Data collected from 10,957 American adults from April 29-May 5 this year indicated that 24% of those polled see global climate change affecting their local community a great deal, while an additional 39% said that their local community is somewhat affected. A total of 65% of respondents stated that the federal government has done too little to reduce the impacts of climate change. 

According to the survey, 39% of respondents believe the private marketplace will ensure this change alone, without government intervention. Even fewer, 20%, said priority should be given to the expansion of oil, coal, and natural gas

A vast majority (90%) of respondents to the Pew report support the development of more solar panel farms, followed by 83% supporting more wind turbine farms. Next up, 43% support adding more nuclear power plants to the grid, and 42% support more offshore oil and gas drilling. A minority of respondents (40%) support more hydraulic fracturing, and the least amount of respondents (35%) said they would support the expansion of coal mining. 

Meanwhile, just as there is bipartisan support on planting 1 trillion trees to absorb carbon emissions — 88% of Republicans polled, and 92% of Democrats polled — there is bipartisan support on several energy policies aimed at reducing the effects of climate change. 

A slight majority (52%) of Republican/Republican-leaning respondents said they support tougher fuel standards for automobiles, and 86% of Democrat/Democrat-leaning respondents agreed.
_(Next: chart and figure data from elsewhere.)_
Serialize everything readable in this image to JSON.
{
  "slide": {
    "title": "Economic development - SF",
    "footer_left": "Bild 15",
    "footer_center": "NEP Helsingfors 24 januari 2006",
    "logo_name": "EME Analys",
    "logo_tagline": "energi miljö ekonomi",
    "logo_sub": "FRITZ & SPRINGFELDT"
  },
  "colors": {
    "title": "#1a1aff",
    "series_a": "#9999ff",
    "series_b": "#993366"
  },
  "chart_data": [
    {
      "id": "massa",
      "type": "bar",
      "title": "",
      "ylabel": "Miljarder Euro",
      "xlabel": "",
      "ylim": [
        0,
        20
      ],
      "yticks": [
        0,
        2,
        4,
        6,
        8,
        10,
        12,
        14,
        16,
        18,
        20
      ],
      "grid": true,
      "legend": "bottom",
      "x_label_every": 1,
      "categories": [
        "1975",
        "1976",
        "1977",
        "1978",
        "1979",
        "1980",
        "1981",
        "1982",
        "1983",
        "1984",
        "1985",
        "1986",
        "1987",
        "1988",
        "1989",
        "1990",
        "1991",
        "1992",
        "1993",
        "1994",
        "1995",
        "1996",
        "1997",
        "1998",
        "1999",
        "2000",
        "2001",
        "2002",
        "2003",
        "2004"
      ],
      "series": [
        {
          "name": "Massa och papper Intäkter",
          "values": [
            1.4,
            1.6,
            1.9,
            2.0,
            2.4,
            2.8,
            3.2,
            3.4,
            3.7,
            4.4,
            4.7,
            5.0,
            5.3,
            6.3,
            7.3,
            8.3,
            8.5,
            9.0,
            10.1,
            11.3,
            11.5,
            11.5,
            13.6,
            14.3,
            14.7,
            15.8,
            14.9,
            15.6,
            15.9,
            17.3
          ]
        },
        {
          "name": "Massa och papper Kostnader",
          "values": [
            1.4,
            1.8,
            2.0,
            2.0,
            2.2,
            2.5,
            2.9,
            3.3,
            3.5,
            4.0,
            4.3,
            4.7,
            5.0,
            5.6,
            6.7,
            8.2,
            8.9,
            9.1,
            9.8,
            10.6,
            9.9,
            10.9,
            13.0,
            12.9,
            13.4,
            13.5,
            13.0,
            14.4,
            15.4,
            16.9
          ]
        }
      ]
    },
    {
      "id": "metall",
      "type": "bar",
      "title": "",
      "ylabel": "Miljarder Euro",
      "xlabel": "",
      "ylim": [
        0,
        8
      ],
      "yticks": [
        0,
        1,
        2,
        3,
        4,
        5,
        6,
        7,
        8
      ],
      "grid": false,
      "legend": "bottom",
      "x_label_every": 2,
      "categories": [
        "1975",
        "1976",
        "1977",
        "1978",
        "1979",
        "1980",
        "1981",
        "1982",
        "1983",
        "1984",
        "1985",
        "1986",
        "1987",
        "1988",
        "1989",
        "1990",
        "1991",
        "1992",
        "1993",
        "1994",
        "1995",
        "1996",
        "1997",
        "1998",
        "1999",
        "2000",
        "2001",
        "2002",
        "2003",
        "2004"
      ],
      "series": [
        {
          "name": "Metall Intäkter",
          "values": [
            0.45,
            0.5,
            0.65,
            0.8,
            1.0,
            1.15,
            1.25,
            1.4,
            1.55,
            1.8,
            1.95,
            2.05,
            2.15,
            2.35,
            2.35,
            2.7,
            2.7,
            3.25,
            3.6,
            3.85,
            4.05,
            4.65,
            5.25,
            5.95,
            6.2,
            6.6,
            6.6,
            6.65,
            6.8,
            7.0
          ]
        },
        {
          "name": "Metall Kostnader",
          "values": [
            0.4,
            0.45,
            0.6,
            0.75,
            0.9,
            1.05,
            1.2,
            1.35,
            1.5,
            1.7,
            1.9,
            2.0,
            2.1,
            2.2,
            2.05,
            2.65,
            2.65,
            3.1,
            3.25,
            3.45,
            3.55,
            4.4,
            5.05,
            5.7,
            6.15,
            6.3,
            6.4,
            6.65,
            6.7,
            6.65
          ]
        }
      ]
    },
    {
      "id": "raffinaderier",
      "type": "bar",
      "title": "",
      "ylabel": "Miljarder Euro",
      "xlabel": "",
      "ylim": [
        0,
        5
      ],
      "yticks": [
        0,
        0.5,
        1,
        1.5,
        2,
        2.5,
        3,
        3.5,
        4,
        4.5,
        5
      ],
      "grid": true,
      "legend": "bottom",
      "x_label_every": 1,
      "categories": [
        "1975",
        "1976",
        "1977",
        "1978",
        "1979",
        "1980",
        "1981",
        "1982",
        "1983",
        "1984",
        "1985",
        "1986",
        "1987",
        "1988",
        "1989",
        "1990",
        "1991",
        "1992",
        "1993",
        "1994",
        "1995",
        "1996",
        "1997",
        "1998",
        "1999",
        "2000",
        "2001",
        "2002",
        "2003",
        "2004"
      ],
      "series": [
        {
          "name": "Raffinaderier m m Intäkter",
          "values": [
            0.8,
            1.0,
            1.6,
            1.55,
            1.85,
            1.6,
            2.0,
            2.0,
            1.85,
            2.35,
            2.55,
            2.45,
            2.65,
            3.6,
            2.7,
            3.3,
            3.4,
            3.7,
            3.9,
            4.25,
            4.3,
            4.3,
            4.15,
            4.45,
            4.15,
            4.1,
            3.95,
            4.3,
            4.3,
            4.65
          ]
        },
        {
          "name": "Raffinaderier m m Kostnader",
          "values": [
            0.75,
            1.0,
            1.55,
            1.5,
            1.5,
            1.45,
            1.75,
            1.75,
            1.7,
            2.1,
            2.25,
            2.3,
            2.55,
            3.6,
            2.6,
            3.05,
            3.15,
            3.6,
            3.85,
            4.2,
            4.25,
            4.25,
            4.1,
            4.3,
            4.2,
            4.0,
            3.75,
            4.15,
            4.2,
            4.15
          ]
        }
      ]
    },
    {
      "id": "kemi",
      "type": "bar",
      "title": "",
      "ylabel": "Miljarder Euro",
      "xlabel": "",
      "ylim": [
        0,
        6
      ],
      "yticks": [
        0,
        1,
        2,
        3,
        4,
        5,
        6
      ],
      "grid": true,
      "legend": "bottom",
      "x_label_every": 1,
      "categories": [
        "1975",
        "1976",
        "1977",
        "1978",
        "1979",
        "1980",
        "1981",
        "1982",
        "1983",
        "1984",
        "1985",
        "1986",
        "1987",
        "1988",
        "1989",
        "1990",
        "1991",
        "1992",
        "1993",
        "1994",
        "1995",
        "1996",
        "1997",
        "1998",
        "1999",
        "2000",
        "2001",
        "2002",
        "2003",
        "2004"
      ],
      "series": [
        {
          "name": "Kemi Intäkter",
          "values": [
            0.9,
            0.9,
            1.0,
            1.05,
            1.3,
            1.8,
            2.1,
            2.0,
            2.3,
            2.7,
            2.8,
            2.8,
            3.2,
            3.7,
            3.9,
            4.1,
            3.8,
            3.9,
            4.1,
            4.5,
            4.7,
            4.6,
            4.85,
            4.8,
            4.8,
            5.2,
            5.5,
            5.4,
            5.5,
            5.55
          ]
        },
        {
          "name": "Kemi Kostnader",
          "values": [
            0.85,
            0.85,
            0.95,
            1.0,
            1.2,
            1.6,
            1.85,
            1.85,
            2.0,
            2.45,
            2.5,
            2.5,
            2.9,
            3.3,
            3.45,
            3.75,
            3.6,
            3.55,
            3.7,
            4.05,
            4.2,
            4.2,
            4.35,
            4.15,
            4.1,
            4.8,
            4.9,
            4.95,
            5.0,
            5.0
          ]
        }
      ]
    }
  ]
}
In a similar breakdown, 55% of Republican-leaning respondents supported taxing corporations for their carbon emissions, as did 89% of Democrat-leaning respondents.

As for supporting tougher restrictions on power plants’ carbon emissions, 64% of Republican-leaning respondents favored the initiative, as did 93% of Democrat-leaning respondents. 

Broken down on an ideological scale, moderate and liberal Republicans and Democrats responded relatively similarly on the nation’s energy priority. Eighty-one percent of moderate and liberal Republicans said developing alternative sources of energy takes precedence, and similarly, 88% of moderate and conservative Democrats agreed. 

Among liberal Democrats, 97% said the priority of the energy sector is to develop alternative resources. Just over half, 54% of conservative Republicans support the view that developing alternative resources takes priority in the energy industry. 

The Pew Research Center noted that majorities also believe the federal government does too little to protect air and water quality, as well as wildlife. More than half (58%) of respondents said government regulations will be imperative if businesses and individuals should turn consumption patterns toward renewable energy.